Sheana Ochoa is the author of Stella! Mother of Modern Acting, the first biography of acting legend Stella Adler. You can read more at her blog Stella Adler: A Life in Art and watch the book trailer here. Ochoa is currently at work on an illness memoir.
Thanks for shedding light on the illness narrative, especially the romanticizing of illness in so many Hollywood films. This drives me to distraction. There is something repulsive about it, a sense of doubling the Othering. It betrays a certain arrogance and cold merchandising of pain that is inexcusable — yet very popular, especially during awards season.
Can I just quote one great line of yours Sheana? “We want our Hollywood endings with bow-tied resolutions.” By virtue of definition, chronic pain simply has no bow tied simple resolution, as you demonstrate and argue so well here.

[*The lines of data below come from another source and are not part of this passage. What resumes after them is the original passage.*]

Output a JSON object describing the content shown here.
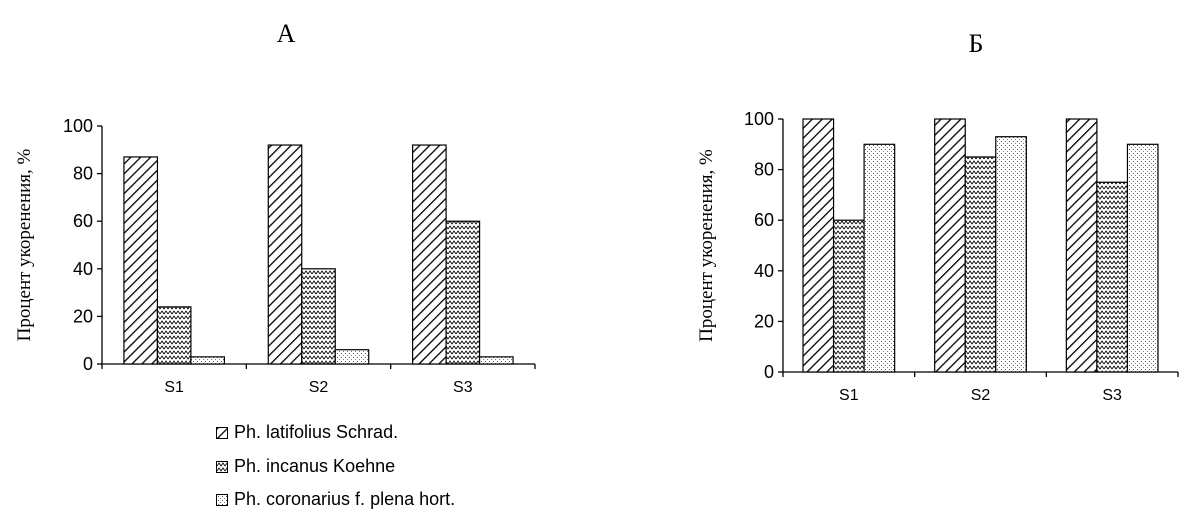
{
  "chart_data": [
    {
      "type": "bar",
      "title": "А",
      "xlabel": "",
      "ylabel": "Процент укоренения, %",
      "categories": [
        "S1",
        "S2",
        "S3"
      ],
      "ylim": [
        0,
        100
      ],
      "yticks": [
        "0",
        "20",
        "40",
        "60",
        "80",
        "100"
      ],
      "grid": false,
      "legend_position": "bottom-left",
      "series": [
        {
          "name": "Ph. latifolius Schrad.",
          "values": [
            87,
            92,
            92
          ],
          "pattern": "diagonal"
        },
        {
          "name": "Ph. incanus Koehne",
          "values": [
            24,
            40,
            60
          ],
          "pattern": "zigzag"
        },
        {
          "name": "Ph. coronarius f. plena hort.",
          "values": [
            3,
            6,
            3
          ],
          "pattern": "dots"
        }
      ]
    },
    {
      "type": "bar",
      "title": "Б",
      "xlabel": "",
      "ylabel": "Процент укоренения, %",
      "categories": [
        "S1",
        "S2",
        "S3"
      ],
      "ylim": [
        0,
        100
      ],
      "yticks": [
        "0",
        "20",
        "40",
        "60",
        "80",
        "100"
      ],
      "grid": false,
      "series": [
        {
          "values": [
            100,
            100,
            100
          ],
          "pattern": "diagonal"
        },
        {
          "values": [
            60,
            85,
            75
          ],
          "pattern": "zigzag"
        },
        {
          "values": [
            90,
            93,
            90
          ],
          "pattern": "dots"
        }
      ]
    }
  ],
  "colors": {
    "axis": "#000000",
    "bar_fill": "#ffffff",
    "hatch": "#000000"
  }
}
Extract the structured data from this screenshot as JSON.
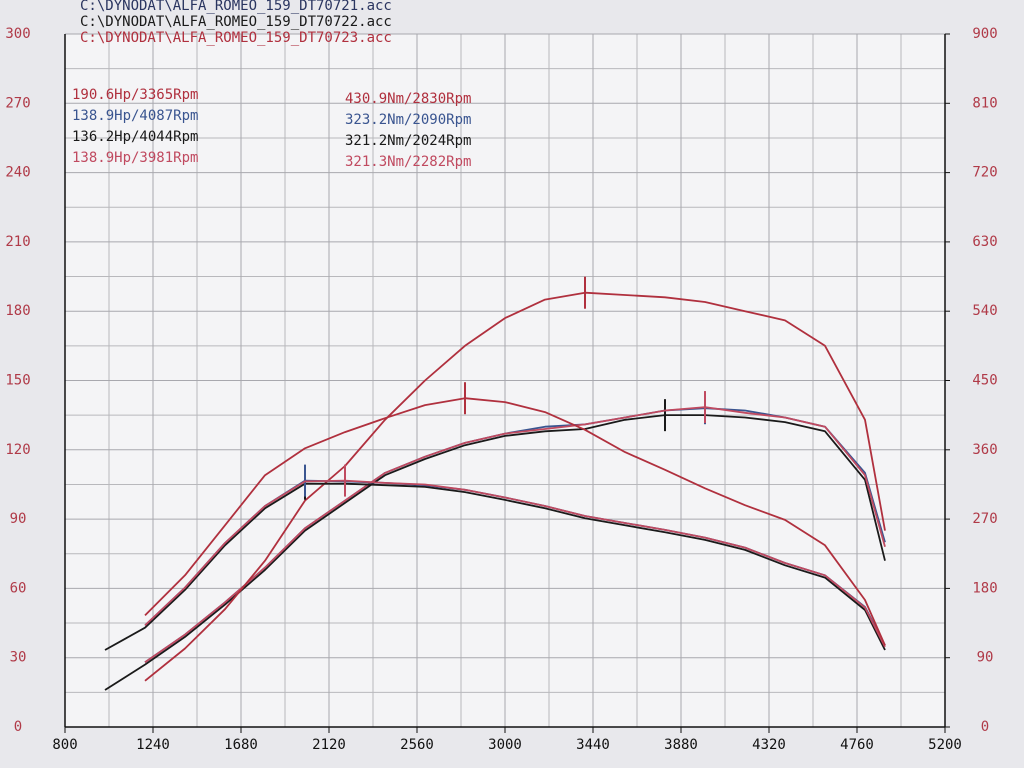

I admire the way you nimbly work through a number of films in a fairly brief but very powerful, smart, observant and deeply felt personal essay here. Illness narratives obviously need to be far less formulaic and rid of tired Hollywood tropes and endings in order actually conjure real empathy more than the “there before the grace of god go I” feeling of “elevation” that these movies sell to movie going consumers.
This is a very important essay that should be “required reading” for those who are writing and creating illness narratives.
Thanks for the personal self-positioning here too. So many writers hide behind some sort of royal “we,” as if it is somehow dis-empowering to actually show one’s self as an author with a human story and a real human viewpoint. You demonstrate that the exact opposite is true. Thank you so much for that.
Gwendolyn, thanks so much for acknowledging and complimenting me on my essay. Yes, it should be required reading! I hope people will share and educate.